Posted by: JWB | Apr 26, 2013 4:38:20 PM

JWB --

Unless Keene were thought to be proposing a some sort of noteworthy change, there would be no reason for Doug to post about it. He did not title this piece as, "Current NRA president vocally supporting (liberal? conservative?) status quo continuation of almost all mandatory minimum sentencing provisions in Oregon."

You also say, "... mandatory minimums have both costs and benefits, and which outweighs the other depends on the particular offense and the particular historical circumstances and it may be possible to make incremental improvements to a reasonably well-functioning system in the light of experience."

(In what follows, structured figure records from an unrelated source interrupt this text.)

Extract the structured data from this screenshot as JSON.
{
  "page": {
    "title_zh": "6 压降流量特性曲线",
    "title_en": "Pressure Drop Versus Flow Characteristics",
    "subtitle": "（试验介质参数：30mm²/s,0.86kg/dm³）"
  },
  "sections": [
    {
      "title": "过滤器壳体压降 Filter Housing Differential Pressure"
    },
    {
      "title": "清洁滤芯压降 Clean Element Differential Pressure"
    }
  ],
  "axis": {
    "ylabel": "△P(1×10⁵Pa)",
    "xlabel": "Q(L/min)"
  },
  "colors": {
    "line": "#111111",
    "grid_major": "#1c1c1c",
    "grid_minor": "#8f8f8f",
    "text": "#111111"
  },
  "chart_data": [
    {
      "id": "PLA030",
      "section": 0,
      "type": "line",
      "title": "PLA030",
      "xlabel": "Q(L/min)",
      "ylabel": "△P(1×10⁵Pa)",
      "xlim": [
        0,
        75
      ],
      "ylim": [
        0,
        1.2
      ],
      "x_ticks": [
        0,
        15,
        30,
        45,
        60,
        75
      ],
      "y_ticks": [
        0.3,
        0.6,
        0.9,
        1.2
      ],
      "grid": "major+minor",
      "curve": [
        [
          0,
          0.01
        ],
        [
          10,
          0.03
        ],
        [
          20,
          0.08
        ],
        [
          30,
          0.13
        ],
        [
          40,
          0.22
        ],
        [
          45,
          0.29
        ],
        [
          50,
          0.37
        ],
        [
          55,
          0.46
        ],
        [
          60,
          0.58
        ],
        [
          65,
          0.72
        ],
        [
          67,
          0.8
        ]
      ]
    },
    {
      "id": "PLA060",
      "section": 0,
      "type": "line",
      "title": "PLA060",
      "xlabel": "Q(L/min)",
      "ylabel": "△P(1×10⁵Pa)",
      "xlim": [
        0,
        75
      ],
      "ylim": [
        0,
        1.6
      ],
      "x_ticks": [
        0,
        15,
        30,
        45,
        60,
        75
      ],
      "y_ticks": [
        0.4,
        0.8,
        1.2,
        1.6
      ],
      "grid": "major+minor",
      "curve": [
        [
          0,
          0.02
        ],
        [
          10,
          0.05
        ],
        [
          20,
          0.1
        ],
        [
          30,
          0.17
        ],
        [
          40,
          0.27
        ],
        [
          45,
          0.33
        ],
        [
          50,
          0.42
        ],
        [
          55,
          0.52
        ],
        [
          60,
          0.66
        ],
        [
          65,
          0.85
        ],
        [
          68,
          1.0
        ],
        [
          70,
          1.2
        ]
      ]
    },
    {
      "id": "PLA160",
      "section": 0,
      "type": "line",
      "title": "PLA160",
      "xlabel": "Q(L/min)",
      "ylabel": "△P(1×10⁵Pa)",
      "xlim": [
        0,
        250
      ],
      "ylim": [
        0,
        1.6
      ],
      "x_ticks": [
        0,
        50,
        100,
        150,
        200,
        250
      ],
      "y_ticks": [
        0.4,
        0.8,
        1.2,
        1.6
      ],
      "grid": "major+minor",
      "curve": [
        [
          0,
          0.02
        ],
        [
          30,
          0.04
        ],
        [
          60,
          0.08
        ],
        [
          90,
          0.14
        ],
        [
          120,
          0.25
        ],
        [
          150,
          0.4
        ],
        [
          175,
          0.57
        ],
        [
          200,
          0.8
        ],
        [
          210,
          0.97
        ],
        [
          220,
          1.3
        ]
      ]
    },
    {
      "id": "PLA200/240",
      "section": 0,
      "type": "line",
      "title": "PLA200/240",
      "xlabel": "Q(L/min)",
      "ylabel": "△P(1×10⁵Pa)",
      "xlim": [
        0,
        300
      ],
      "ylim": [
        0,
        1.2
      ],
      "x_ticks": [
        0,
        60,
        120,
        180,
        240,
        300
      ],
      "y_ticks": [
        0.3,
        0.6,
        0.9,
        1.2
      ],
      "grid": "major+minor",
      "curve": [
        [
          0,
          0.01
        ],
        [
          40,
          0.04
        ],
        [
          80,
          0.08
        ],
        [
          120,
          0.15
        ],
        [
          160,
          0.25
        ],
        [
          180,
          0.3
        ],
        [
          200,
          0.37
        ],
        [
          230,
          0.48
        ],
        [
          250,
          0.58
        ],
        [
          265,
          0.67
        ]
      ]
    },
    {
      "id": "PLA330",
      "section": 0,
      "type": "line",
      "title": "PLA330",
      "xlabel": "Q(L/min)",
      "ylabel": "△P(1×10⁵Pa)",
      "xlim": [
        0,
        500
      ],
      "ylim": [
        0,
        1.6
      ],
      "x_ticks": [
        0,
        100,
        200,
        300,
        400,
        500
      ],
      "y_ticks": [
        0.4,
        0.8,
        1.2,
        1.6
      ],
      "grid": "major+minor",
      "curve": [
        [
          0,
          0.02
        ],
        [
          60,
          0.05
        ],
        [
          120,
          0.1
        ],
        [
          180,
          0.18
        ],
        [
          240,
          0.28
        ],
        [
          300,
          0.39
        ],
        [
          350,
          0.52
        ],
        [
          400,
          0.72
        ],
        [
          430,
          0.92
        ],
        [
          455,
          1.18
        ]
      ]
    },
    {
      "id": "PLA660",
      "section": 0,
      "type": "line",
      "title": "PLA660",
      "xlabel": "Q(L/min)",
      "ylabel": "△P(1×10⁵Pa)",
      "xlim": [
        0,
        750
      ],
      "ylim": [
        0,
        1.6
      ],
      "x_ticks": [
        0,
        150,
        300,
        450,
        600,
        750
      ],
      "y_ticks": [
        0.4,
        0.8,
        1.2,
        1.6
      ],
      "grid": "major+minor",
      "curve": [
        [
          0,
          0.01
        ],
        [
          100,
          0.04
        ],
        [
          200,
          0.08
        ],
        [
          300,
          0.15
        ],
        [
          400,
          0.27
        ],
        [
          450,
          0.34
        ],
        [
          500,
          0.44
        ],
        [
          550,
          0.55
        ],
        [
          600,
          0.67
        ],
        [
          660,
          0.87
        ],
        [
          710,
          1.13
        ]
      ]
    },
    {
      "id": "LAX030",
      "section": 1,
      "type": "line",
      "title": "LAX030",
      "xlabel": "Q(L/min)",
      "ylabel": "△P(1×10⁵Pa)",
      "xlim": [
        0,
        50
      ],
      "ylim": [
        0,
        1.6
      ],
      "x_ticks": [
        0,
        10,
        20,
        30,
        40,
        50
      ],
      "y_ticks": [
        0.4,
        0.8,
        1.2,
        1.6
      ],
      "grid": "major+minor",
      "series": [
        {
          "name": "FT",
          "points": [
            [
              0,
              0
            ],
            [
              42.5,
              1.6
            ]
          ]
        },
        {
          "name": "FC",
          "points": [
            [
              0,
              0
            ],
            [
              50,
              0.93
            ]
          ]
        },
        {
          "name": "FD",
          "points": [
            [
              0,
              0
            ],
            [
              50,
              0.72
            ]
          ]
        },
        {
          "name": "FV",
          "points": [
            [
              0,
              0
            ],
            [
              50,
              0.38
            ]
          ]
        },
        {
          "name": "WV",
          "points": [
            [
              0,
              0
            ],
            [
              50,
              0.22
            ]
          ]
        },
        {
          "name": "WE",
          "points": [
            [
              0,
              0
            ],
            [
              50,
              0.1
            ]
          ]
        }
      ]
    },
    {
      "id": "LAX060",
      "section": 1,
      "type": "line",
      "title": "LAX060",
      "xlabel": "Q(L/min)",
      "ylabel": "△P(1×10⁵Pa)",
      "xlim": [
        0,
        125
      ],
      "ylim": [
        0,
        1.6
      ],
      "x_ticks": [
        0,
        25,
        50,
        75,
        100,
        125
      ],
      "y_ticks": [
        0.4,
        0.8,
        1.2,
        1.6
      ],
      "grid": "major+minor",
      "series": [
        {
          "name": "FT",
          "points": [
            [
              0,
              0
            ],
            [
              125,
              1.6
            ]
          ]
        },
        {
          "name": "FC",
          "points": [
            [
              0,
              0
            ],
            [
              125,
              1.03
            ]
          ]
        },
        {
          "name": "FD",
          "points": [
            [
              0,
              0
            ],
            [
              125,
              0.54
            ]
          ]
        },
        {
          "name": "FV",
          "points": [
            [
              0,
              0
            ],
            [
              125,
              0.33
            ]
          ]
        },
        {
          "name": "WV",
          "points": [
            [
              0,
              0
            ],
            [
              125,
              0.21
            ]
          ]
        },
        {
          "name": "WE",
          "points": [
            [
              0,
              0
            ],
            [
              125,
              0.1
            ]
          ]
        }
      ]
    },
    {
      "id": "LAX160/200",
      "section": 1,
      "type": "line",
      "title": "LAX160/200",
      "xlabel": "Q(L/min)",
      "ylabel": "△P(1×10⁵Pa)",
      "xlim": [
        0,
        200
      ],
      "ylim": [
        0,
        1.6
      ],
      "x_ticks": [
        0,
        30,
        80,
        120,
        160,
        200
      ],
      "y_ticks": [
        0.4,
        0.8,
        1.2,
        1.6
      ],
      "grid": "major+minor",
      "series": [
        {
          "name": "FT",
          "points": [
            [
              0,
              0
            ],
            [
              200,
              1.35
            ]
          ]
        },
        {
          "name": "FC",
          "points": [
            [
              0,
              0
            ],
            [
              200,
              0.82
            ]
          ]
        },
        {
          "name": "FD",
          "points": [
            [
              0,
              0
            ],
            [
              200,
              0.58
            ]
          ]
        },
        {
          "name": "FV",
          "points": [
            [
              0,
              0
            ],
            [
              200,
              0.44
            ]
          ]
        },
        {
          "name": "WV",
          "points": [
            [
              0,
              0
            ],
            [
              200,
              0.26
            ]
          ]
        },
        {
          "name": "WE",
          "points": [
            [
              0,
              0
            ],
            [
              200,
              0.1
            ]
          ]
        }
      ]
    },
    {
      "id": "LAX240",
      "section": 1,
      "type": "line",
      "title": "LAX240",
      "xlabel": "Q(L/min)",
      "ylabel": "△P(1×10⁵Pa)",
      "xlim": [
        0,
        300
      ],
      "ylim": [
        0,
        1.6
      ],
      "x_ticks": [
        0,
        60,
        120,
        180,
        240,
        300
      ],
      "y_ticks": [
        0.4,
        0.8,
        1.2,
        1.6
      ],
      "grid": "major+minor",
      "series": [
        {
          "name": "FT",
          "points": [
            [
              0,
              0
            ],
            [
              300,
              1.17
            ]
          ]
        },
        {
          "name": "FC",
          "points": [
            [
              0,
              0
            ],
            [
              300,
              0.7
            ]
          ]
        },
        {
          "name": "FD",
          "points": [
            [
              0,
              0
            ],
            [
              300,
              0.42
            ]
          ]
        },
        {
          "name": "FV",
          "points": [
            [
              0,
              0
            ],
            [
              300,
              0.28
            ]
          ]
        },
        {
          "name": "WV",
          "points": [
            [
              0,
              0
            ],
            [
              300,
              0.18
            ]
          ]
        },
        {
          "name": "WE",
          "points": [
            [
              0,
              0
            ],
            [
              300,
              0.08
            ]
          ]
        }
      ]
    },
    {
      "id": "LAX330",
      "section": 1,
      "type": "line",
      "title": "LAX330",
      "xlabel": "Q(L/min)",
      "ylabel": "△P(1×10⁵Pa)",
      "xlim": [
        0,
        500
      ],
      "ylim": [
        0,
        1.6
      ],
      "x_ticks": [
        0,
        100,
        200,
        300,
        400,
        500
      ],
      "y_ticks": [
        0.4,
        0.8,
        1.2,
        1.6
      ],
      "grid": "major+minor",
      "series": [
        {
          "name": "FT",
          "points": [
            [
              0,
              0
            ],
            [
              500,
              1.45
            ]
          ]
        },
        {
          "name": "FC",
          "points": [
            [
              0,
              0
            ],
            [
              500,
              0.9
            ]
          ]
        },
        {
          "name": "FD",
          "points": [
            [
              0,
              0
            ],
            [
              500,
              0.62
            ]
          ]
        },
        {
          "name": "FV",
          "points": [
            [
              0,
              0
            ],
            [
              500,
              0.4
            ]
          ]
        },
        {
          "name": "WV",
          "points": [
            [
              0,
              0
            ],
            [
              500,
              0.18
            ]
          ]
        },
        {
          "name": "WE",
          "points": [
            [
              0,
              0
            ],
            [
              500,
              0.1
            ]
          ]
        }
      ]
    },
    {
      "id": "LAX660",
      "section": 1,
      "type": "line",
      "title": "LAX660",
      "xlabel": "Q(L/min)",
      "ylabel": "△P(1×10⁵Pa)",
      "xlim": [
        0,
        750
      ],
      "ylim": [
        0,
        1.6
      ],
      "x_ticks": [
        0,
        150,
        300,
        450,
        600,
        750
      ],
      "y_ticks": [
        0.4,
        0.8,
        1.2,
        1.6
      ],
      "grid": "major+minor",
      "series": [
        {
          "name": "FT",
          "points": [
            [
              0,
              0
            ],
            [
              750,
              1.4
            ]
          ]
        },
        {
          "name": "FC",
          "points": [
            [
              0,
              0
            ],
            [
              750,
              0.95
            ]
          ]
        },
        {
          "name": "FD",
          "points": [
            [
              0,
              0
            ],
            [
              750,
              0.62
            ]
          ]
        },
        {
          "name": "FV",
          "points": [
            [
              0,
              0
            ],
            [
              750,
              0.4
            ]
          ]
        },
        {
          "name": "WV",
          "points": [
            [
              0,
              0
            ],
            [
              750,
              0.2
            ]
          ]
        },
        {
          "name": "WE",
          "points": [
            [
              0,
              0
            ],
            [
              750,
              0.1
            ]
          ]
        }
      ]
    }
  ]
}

Perhaps you might have considered saying this same thing on the tread in which Doug endorsed the Leahy-Rand measure to allow judges to poke holes in EVERY mandatory minimum. But I didn't hear then that we should pick and choose, nor did I hear that, all depending on the particular offense and the historical circumstances, perhaps we should consider ADDING a few MM provisions, rather than allowing unlimited exceptions to all of them.

The decision to endorse nuance should be less selective.

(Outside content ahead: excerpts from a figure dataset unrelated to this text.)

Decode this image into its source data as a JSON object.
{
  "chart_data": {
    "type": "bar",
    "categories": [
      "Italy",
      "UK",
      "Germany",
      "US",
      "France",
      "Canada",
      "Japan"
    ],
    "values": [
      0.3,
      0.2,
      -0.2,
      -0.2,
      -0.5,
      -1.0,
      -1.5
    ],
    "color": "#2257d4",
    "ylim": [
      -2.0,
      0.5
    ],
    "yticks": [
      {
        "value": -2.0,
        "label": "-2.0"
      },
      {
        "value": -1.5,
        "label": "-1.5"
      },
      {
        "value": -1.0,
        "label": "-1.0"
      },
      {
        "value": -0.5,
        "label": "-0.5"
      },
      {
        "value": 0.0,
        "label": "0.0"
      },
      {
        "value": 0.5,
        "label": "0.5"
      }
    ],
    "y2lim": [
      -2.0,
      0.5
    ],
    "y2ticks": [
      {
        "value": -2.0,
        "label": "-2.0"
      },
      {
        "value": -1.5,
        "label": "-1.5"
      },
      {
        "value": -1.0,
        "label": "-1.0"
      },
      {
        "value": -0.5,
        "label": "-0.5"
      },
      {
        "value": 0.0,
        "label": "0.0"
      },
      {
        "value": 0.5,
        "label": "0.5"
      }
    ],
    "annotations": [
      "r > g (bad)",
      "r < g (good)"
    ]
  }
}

Posted by: Bill Otis | Apr 26, 2013 4:58:54 PM

I'm not personally aware of any major offense category where what I would personally consider overlenient sentences are common enough that adding a new MM would strike me as a sensible reform on balance, but I certainly don't claim my knowledge is comprehensive, especially at the state level, so I would be open to persuasion.

Nor can I think of any current significant category of federal crime where keeping the currently-existing exceptionless MM's in place makes sense. Federal crimes are just not, by and large, intrinsically serious crimes, now that piracy, treason, and blowing up interstate railway bridges make up such a small percentage of the docket. If the underlying conduct in a particular case is extreme, it's typically being squeezed into a statute that sweeps much more broadly, making it hard to have a sufficiently focused MM. By contrast, I believe a lot of the Oregon MM's apply to intrinsically serious crimes - the kinds that are violent and were felonies at common law (probably capital offenses in Blackstone, not that that narrows it down very much . . .).

I'm not sure why Doug thought Keene's piece was worth highlighting, given what I thought was its fairly mild tone and the modest scope of the reform being supported. After all those years at ACU and now NRA, Keene could certainly be more red-meat/over-the-top in rhetoric if he wanted to.